Murphy e la sua legge questo pomeriggio non ci hanno fanno neanche un baffo. E infatti usciamo dall’incontro con passo leggero, come di chi ha trovato tutte le risposte; hai presente quando ti si dispiega davanti, del tutto inaspettata, l’onda verde dei semafori? Ecco: tutto liscio, che non pare neanche vero.
Siamo arrivati qui sospinti dall’esigenza di risolvere un problema molto concreto, sollecitati – come spesso accade – da uno dei tanti vincoli o richieste postdatate delle istituzioni con le quali lavoriamo. Capita, infatti, di avviare un servizio, un’attività e scoprire solo più tardi che ci sono richieste non esplicitate prima, pedanti adempimenti, vincoli burocratici, obblighi aggiuntivi a cui devi rispondere entro ieri, o l’altro ieri.

Anche questa volta è stato un po’ così. Avevamo a disposizione solo qualche scorcio di settimana per arricchire i nostri centri d’accoglienza con un servizio di assistenza sanitaria, diventato da pochissimo obbligatorio. Bisognava ingaggiare un medico per un bel pacchetto di ore alla settimana. Dove lo troviamo? Non sembrava facile, anche perché si tratta di accettare la sfida di venire a prestare la propria opera – peraltro non adeguatamente retribuita – in centri d’accoglienza “di frontiera”, attraversati e abitati da storie di immigrazione avventurose e difficili, nelle quali la cura della salute pare più un lusso che un diritto o un dovere. Eravamo in preda a molti dubbi pre-sconforto: sappiamo bene infatti che oggi i percorsi professionali di neolaureati e specializzandi non hanno molto spazio per lavori di questo tipo e dubitavamo di trovare in così poco tempo professionisti disponibili a buttarsi nell’avventura.

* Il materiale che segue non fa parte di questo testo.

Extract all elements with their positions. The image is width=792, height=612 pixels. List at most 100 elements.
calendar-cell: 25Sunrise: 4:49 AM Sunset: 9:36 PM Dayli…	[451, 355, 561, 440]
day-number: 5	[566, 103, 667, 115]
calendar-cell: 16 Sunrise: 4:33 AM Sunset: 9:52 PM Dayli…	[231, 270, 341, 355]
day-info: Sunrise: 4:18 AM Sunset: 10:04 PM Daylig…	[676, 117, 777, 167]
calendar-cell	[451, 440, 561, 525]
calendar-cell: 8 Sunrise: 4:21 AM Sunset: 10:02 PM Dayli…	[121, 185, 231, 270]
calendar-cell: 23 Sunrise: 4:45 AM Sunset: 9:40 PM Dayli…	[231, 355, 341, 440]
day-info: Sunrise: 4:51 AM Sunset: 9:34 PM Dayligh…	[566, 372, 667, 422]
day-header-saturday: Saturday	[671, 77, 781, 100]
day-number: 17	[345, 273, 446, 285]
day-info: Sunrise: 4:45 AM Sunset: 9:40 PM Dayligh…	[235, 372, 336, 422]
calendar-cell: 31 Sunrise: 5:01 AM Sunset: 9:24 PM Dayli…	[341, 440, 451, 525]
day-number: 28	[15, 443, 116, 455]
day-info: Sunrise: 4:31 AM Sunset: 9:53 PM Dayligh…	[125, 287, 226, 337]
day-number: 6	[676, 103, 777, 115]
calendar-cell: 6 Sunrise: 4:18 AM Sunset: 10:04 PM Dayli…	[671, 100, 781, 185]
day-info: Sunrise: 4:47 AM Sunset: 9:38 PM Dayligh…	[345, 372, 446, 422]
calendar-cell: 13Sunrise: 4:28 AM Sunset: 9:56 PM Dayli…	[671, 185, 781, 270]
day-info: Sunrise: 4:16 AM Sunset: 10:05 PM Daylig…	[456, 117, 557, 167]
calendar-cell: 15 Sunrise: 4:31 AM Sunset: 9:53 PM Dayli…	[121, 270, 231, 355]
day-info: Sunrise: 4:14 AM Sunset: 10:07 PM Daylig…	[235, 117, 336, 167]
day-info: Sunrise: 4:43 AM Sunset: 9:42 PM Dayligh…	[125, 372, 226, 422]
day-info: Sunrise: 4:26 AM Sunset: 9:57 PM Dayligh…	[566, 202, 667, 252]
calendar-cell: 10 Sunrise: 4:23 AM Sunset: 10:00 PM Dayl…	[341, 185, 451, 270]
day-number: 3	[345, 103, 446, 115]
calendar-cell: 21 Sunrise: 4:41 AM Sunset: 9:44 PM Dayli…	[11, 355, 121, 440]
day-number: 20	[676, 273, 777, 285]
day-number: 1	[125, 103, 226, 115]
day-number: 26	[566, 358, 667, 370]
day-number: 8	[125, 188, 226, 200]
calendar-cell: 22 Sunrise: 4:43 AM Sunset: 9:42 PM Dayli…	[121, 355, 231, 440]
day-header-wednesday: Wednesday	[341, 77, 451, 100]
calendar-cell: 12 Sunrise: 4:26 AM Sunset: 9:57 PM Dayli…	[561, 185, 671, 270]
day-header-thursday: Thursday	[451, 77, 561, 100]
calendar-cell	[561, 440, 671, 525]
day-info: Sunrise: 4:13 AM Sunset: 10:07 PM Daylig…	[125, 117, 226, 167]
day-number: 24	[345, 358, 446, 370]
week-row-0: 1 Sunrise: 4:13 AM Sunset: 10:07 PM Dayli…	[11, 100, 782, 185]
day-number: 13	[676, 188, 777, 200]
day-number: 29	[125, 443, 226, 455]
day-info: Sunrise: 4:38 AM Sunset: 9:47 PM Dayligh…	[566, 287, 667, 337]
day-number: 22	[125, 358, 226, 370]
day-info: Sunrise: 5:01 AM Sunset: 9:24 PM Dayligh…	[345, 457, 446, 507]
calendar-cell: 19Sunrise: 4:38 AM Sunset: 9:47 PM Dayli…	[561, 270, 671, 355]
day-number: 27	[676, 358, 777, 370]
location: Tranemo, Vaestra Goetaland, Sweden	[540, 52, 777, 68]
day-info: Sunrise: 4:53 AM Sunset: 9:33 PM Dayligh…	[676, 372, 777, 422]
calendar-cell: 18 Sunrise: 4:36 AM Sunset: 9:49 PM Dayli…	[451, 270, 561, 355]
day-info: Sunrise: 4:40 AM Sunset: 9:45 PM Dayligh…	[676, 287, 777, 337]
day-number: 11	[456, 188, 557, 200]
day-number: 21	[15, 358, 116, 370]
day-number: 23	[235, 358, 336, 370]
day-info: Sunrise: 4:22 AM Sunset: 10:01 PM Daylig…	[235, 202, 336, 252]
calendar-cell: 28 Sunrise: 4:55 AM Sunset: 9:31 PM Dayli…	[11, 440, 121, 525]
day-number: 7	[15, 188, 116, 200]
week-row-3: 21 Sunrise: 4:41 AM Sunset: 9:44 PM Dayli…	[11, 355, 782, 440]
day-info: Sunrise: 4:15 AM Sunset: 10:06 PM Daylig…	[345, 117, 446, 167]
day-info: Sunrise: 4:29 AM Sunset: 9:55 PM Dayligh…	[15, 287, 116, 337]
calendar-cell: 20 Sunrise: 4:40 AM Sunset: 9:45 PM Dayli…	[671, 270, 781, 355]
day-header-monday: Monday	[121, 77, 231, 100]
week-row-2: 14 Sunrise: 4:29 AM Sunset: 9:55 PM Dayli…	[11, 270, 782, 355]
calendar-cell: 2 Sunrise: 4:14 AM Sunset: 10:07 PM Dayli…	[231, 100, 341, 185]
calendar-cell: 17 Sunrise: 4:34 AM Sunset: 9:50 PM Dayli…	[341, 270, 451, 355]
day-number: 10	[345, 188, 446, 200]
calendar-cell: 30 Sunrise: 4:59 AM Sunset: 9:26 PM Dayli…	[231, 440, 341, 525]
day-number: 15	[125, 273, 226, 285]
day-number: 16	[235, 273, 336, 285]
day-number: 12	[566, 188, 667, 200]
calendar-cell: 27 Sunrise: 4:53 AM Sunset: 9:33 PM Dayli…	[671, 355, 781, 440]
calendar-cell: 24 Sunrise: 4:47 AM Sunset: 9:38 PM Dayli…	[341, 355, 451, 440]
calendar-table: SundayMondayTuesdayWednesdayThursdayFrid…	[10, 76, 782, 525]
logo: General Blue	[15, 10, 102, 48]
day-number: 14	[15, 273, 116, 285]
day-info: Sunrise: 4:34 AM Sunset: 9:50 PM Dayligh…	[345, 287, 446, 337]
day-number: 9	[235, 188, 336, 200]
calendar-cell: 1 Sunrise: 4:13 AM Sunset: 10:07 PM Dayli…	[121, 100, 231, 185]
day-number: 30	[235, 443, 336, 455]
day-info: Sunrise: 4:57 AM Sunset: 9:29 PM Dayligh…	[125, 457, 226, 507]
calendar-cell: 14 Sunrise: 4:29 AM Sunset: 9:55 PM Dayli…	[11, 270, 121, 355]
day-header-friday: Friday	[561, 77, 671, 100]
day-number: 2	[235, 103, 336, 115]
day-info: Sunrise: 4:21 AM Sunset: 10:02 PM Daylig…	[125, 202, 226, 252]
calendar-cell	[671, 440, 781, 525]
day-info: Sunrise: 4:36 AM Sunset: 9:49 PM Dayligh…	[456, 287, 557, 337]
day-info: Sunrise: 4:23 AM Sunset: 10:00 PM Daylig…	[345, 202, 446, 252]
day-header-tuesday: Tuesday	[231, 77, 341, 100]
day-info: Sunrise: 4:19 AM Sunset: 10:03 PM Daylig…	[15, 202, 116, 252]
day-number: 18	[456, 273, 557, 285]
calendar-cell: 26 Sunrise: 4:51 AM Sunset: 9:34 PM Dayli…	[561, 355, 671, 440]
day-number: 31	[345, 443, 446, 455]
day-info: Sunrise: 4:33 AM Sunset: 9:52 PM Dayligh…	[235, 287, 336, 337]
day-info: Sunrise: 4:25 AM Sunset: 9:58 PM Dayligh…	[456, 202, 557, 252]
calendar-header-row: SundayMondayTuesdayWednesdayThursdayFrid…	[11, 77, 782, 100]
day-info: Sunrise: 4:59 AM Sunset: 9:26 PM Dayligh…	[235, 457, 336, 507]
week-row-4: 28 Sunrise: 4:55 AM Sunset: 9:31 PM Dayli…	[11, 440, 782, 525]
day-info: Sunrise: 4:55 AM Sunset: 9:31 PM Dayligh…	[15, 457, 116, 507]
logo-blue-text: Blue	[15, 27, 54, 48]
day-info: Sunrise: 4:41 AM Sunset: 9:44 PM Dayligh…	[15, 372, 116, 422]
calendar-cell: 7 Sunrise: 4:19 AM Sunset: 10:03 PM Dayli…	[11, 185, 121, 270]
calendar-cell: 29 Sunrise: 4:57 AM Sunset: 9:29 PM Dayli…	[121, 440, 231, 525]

E dunque ci siamo guardati intorno, chiedendo qualche contatto alle nostre reti nel territorio. Siamo così finiti per incontrare questo gruppo di medici che lo scorso marzo si era già messo gratuitamente a disposizione di un’associazione per mettere in piedi un ambulatorio dedicato agli “invisibili”, a coloro che non possono o non sono in grado di avvalersi del servizio sanitario nazionale. Per fornire servizi di cura, anche; ma soprattutto di prevenzione e di educazione alla salute.
In tutto sono una ventina, di varie specializzazioni e a diversi stadi della carriera. In pochi mesi si sono già ottimamente organizzati e due volte alla settimana ricevono nell’ambulatorio individui e famiglie con vicende molto simili ai nostri ospiti.

Oggi abbiamo incontrato due di loro, un po’ le colonne dell’iniziativa: sono infatti tra coloro che hanno più tempo a disposizione, pensionati da qualche mese. Illustriamo il nostro bisogno e la necessità di stringere un eventuale accordo o contratto nel giro di qualche giorno.
Fanno molte domande, per cercare di capire come funzionano i nostri centri d’accoglienza, quali regole debbano rispettare e quali siano i principali problemi di salute che incontriamo nelle nostre strutture; sono medici, d’accordo, ma mi colpisce molto con quanta serenità tocchino argomenti complessi e scabrosi: scabbia, aids, malattie sessualmente trasmissibili, problemi psichiatrici.

Quanto è raro, ma quanto è bello leggere negli occhi di qualcuno “beh, che problema c’è?”. E non una volta, ma ad ogni passaggio e a ogni richiesta che avanzi.
E poi, accompagnato da poche asciutte parole, percepisci quell’”eccoci qua” che non ti saresti aspettato solo qualche ora prima.

Eccoci qua. Noi ci siamo.
Come venti semafori verdi, tutti di fila.